A side point I’ve been meaning to ask you about:
How do you find your students respond to material from African history dropped into a course not specifically about Africa? Do they have the tools/background to make sense of it? Do they tend to treat it as a meaningful part of human history, or as a tangent to a central Western line? I worry about these things as I’m sketching out sample syllabi for non-Western history courses.
I think about that issue a lot. I think it only works well when there’s a very tight topical focus like in this class, and when I’ve set up the grounds for comparative arguments consistently throughout the semester. E.g., what I’m trying to do, most crucially in the class on Feb. 21st (on industrial time and leisure) is to propose that there’s a structural history around leisure that then propagates across the world. So then what the Africa or China or other readings are doing is asking how that develops or inflects differently in different locations. The best way to pull that off is when I can get something that’s closely paralleling (like the Akeayampong and Gorn pieces on boxing).
But it’s still a struggle to make it work well. I’ve felt happiest about the Africa material in my course on the history of reading. In the consumption class, it’s actually harder to make it work out really well, because relating it to globalization is such a huge and unmanageable topic in its own right.
I would LOVE to take this class. From what you’ve said, I agree with the skills development through writing. They are very appropriate for your course and discipline. I think that is where some people get in trouble – they don’t think about the discrete skills that students need within a particular discourse community and, as a result, don’t scaffold instruction in ways that are beneficial to students.
You are taking a very rhetorical approach, which, as a comp-rhet person, I like! And it seems like you will have plenty of opportunities to show students how arguments in history work through the readings you’ve chosen. While writing a lot is important, that writing needs to be towards some sort of end or purpose, which definitely seems to be the case here.

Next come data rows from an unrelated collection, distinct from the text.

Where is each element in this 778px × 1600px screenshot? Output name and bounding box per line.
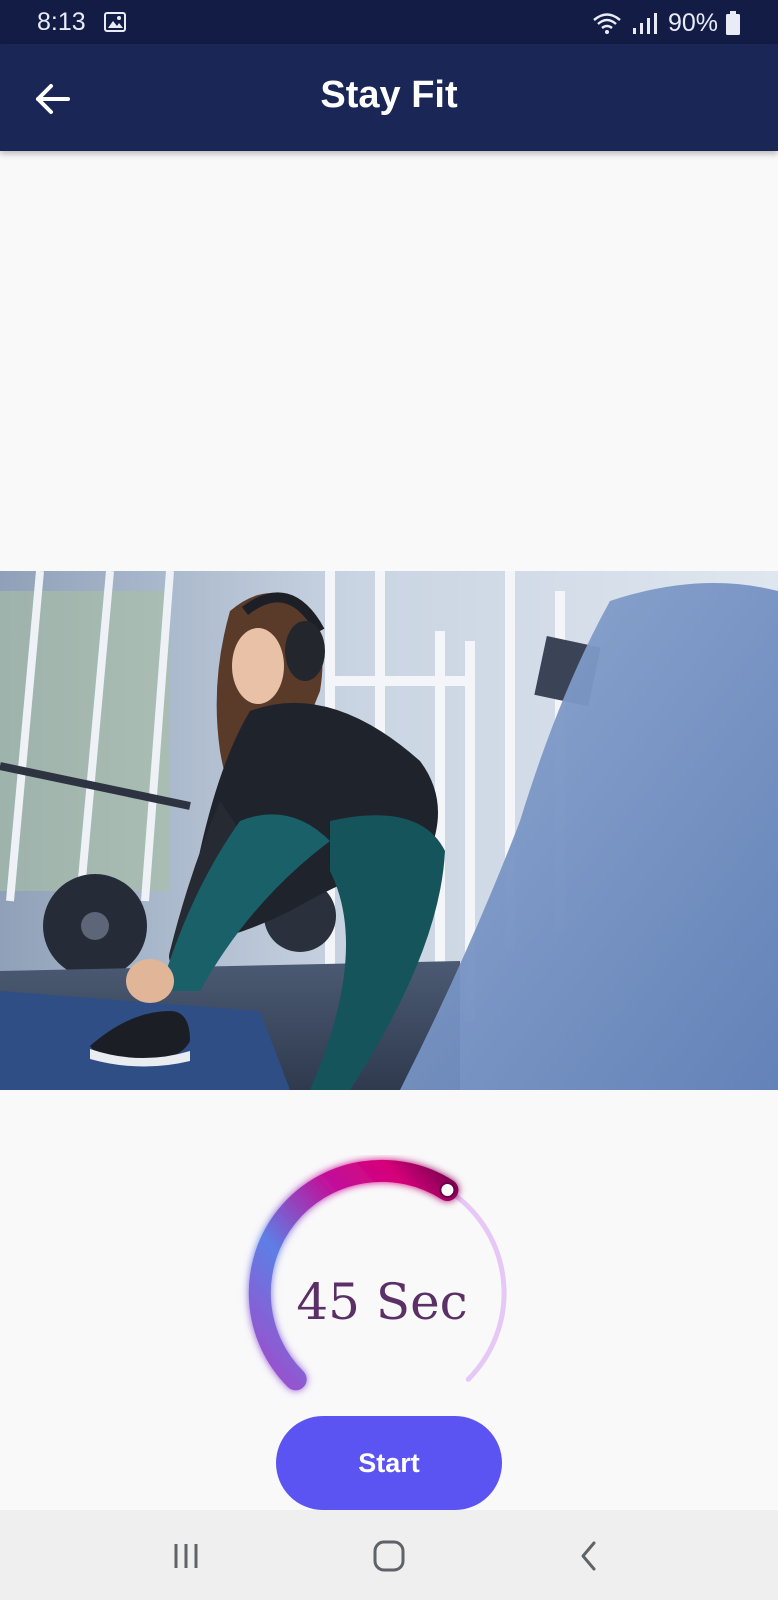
recent-apps-icon[interactable] <box>164 1534 208 1578</box>
start-button[interactable]: Start <box>276 1416 502 1510</box>
back-icon[interactable] <box>568 1534 612 1578</box>
timer-label: 45 Sec <box>296 1273 468 1331</box>
countdown-timer: 45 Sec <box>232 1155 532 1405</box>
wifi-icon <box>593 13 621 34</box>
gym-photo <box>0 571 778 1090</box>
timer-knob <box>439 1182 456 1198</box>
battery-percentage: 90% <box>667 8 718 37</box>
page-title: Stay Fit <box>320 74 458 116</box>
signal-icon <box>632 13 657 34</box>
battery-icon <box>726 11 740 35</box>
status-time: 8:13 <box>37 8 86 36</box>
hero-image <box>0 571 778 1090</box>
home-icon[interactable] <box>367 1534 411 1578</box>
status-bar: 8:13 90% <box>0 0 778 44</box>
app-bar: Stay Fit <box>0 44 778 151</box>
navigation-bar <box>0 1510 778 1600</box>
image-notification-icon <box>104 12 126 32</box>
status-indicators: 90% <box>592 8 740 38</box>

How do the students do with “Beyond a Boundary”? Isn’t it incomprehensible for them? And do you know Ramachandra Guha’s “Corner of a Foreign Field’? It’s about religion, cricket and Indian nationalism in Bombay/Mumbai, where there used to be an annual tournament between Hindus, Muslims and Europeans. (It has much less cricket jargon than the James.)
I was originally going to focus that week around Beyond a Boundary, which I love, but it’s precisely because it’s so difficult to grasp if you don’t know cricket a bit that I shifted to Friday Night Lights (which I also love). But hopefully showing at least some of Langaan that week will help a bit.